Bridgwater Mercury website, 24 October 2006

SOMERSET'S troubled Hinkley Point power station must never open again, anti-nuclear protestors warned this week.

Both the station's advanced gas-cooled reactors are currently shut down due to cracks in a reactor's graphite core and deterioration of boiler pipes.

Engineers are busy working on the problems, but documents released this week under a Freedom of Information Act request suggested British Energy cannot make a safety case for the graphite core to cover the next ten years of the plant's life, as it will not last that long.

The report, which was privately published in July by the Nuclear Installation Inspectorate, has provoked calls from staunch Hinkley opponents to shut down the plant, which provides 3% of the country's electricity, for good.

Jim Duffy, spokesman for Stop Hinkley, said: "Here we have a graphic description of the damage to the reactor core, which the regulators say fails to meet fundamental nuclear safety requirements.

"This was written before the surprise discovery of severe boiler tube cracks, which greatly compounds the safety risk. Reading it all made a cold shiver run down my spine. Hinkley must be finished now."

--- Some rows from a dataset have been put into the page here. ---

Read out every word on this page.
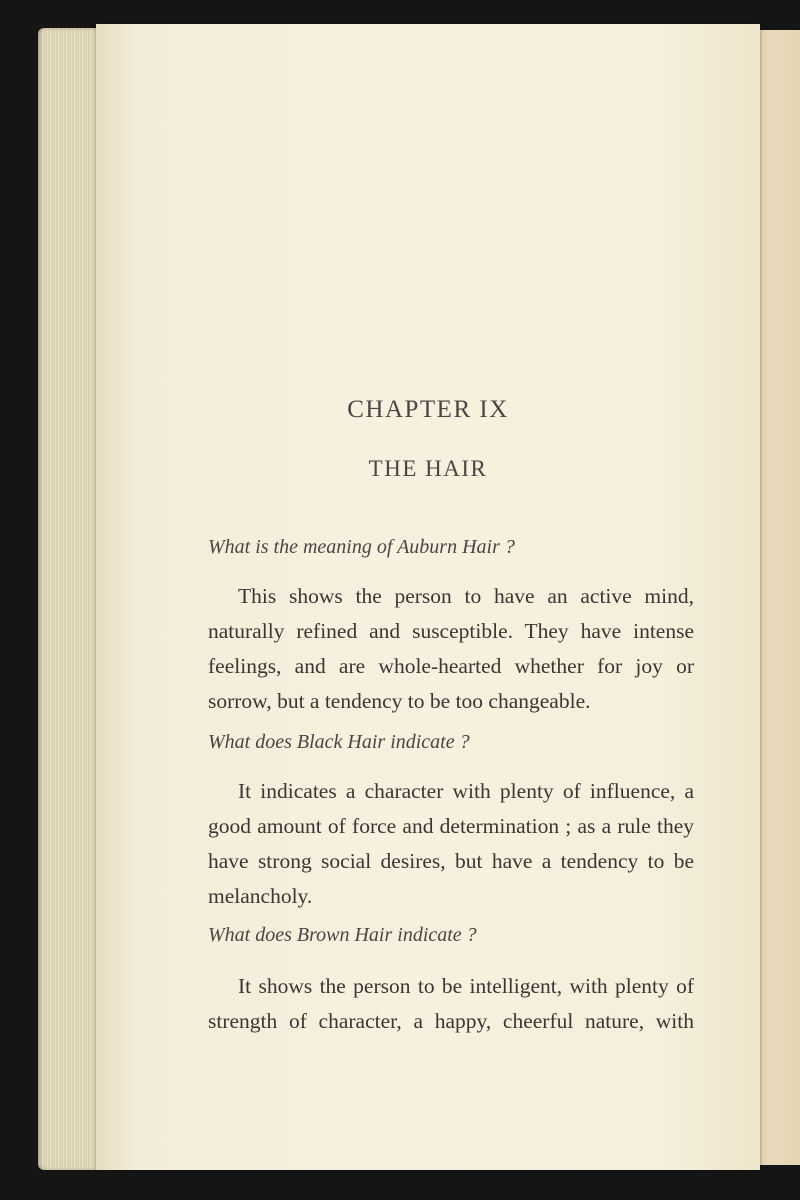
CHAPTER IX
THE HAIR
What is the meaning of Auburn Hair ?
This shows the person to have an active mind,
naturally refined and susceptible. They have intense
feelings, and are whole-hearted whether for joy or
sorrow, but a tendency to be too changeable.
What does Black Hair indicate ?
It indicates a character with plenty of influence, a
good amount of force and determination ; as a rule they
have strong social desires, but have a tendency to be
melancholy.
What does Brown Hair indicate ?
It shows the person to be intelligent, with plenty of
strength of character, a happy, cheerful nature, with
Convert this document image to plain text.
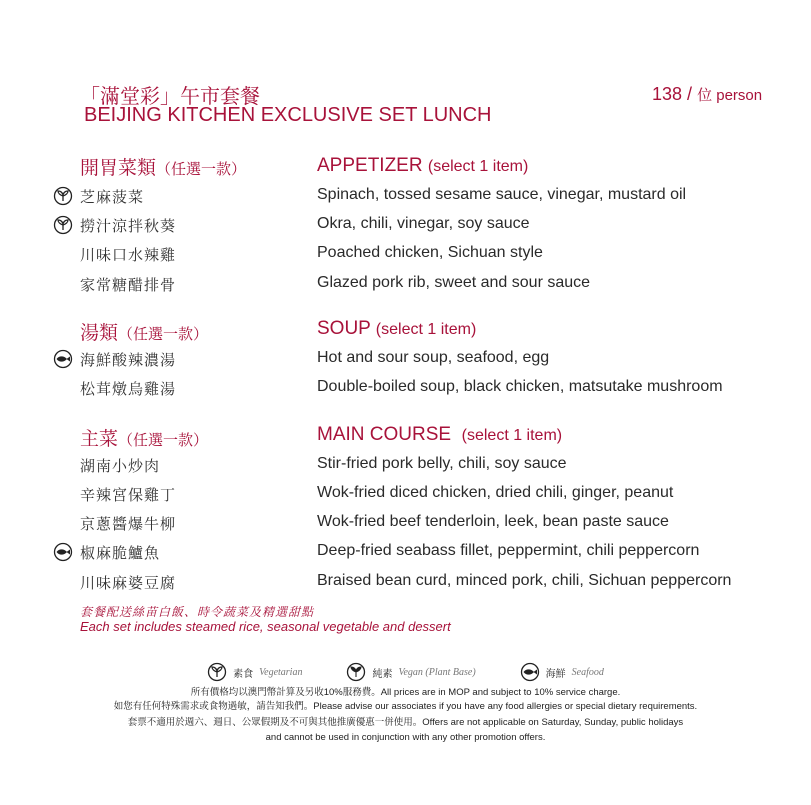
「滿堂彩」午市套餐
BEIJING KITCHEN EXCLUSIVE SET LUNCH
138 / 位 person
開胃菜類（任選一款）	APPETIZER (select 1 item)
芝麻菠菜	Spinach, tossed sesame sauce, vinegar, mustard oil
撈汁涼拌秋葵	Okra, chili, vinegar, soy sauce
川味口水辣雞	Poached chicken, Sichuan style
家常糖醋排骨	Glazed pork rib, sweet and sour sauce
湯類（任選一款）	SOUP (select 1 item)
海鮮酸辣濃湯	Hot and sour soup, seafood, egg
松茸燉烏雞湯	Double-boiled soup, black chicken, matsutake mushroom
主菜（任選一款）	MAIN COURSE (select 1 item)
湖南小炒肉	Stir-fried pork belly, chili, soy sauce
辛辣宮保雞丁	Wok-fried diced chicken, dried chili, ginger, peanut
京蔥醬爆牛柳	Wok-fried beef tenderloin, leek, bean paste sauce
椒麻脆鱸魚	Deep-fried seabass fillet, peppermint, chili peppercorn
川味麻婆豆腐	Braised bean curd, minced pork, chili, Sichuan peppercorn
套餐配送絲苗白飯、時令蔬菜及精選甜點
Each set includes steamed rice, seasonal vegetable and dessert
素食 Vegetarian	純素 Vegan (Plant Base)	海鮮 Seafood
所有價格均以澳門幣計算及另收10%服務費。All prices are in MOP and subject to 10% service charge.
如您有任何特殊需求或食物過敏，請告知我們。Please advise our associates if you have any food allergies or special dietary requirements.
套票不適用於週六、週日、公眾假期及不可與其他推廣優惠一併使用。Offers are not applicable on Saturday, Sunday, public holidays
and cannot be used in conjunction with any other promotion offers.
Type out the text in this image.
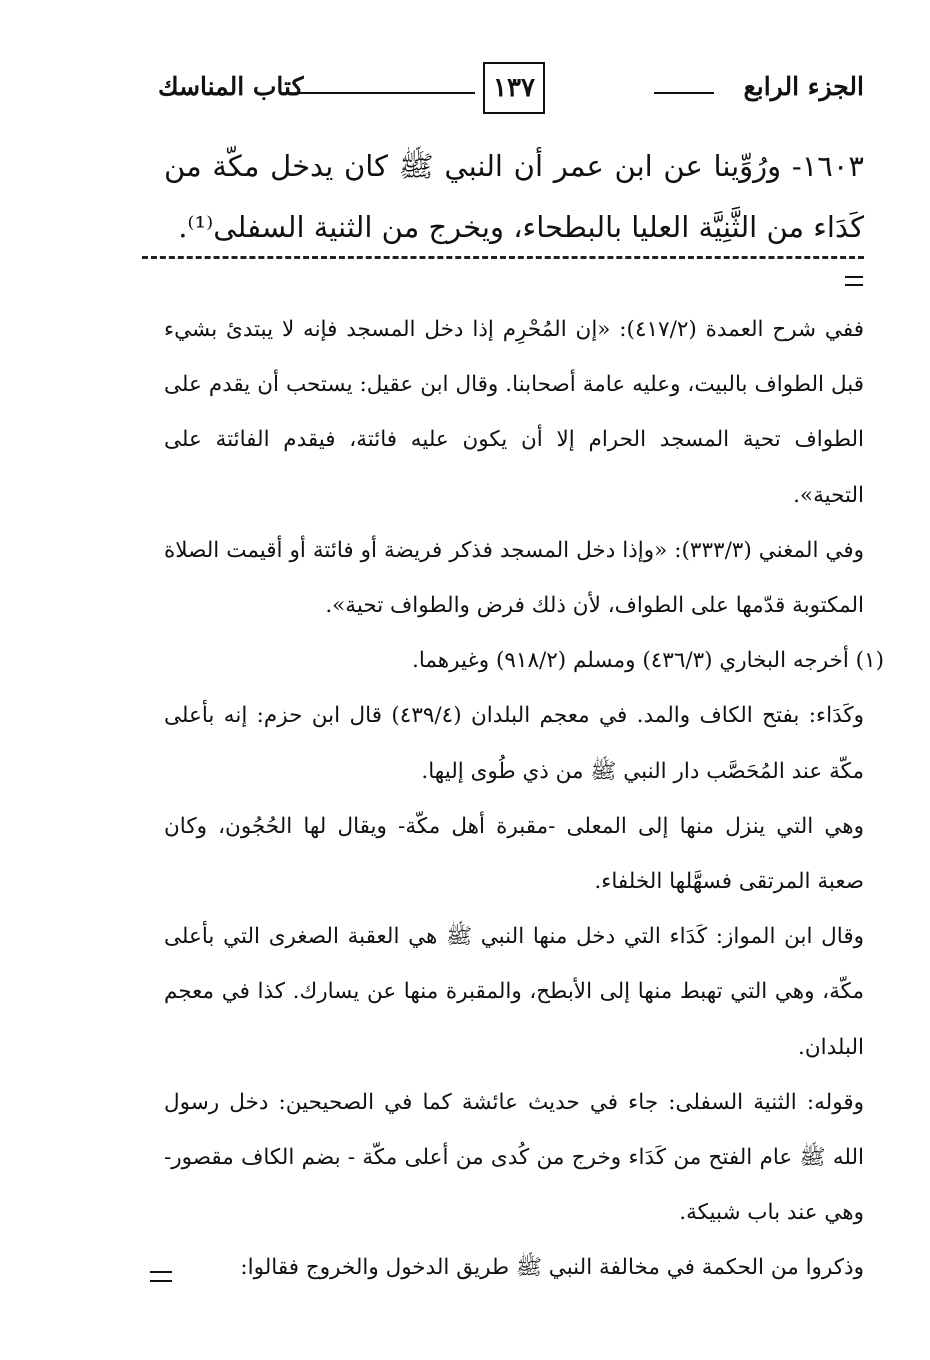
الجزء الرابع
١٣٧
كتاب المناسك
١٦٠٣- ورُوِّينا عن ابن عمر أن النبي ﷺ كان يدخل مكّة من كَدَاء من الثَّنِيَّة العليا بالبطحاء، ويخرج من الثنية السفلى⁽¹⁾.

ففي شرح العمدة (٤١٧/٢): «إن المُحْرِم إذا دخل المسجد فإنه لا يبتدئ بشيء قبل الطواف بالبيت، وعليه عامة أصحابنا. وقال ابن عقيل: يستحب أن يقدم على الطواف تحية المسجد الحرام إلا أن يكون عليه فائتة، فيقدم الفائتة على التحية».

وفي المغني (٣٣٣/٣): «وإذا دخل المسجد فذكر فريضة أو فائتة أو أقيمت الصلاة المكتوبة قدّمها على الطواف، لأن ذلك فرض والطواف تحية».

(١) أخرجه البخاري (٤٣٦/٣) ومسلم (٩١٨/٢) وغيرهما.

وكَدَاء: بفتح الكاف والمد. في معجم البلدان (٤٣٩/٤) قال ابن حزم: إنه بأعلى مكّة عند المُحَصَّب دار النبي ﷺ من ذي طُوى إليها.

وهي التي ينزل منها إلى المعلى -مقبرة أهل مكّة- ويقال لها الحُجُون، وكان صعبة المرتقى فسهَّلها الخلفاء.

وقال ابن المواز: كَدَاء التي دخل منها النبي ﷺ هي العقبة الصغرى التي بأعلى مكّة، وهي التي تهبط منها إلى الأبطح، والمقبرة منها عن يسارك. كذا في معجم البلدان.

وقوله: الثنية السفلى: جاء في حديث عائشة كما في الصحيحين: دخل رسول الله ﷺ عام الفتح من كَدَاء وخرج من كُدى من أعلى مكّة - بضم الكاف مقصور- وهي عند باب شبيكة.

وذكروا من الحكمة في مخالفة النبي ﷺ طريق الدخول والخروج فقالوا:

The power station has had a torrid year at the hands of campaigners after being forced to bring forward its three-year statutory inspection after cracks were found in the identical Hunterston plant in Scotland.

A statement from British Energy said: "All British Energy nuclear power stations operate under safety cases agreed and signed off by the Nuclear Installations Inspectorate. Without this safety case approval, our stations would not operate.

"The documents reflect only a fragment of the ongoing dialogue that British Energy has with its regulator.

"The graphite cores are made up of a number of graphite bricks arranged in layers. It is accepted that cracks will occur in some of the bricks as part of the normal ageing process within the graphite reactor core."

Hinkley B's two advanced gas-cooled reactors are scheduled to close in 2011.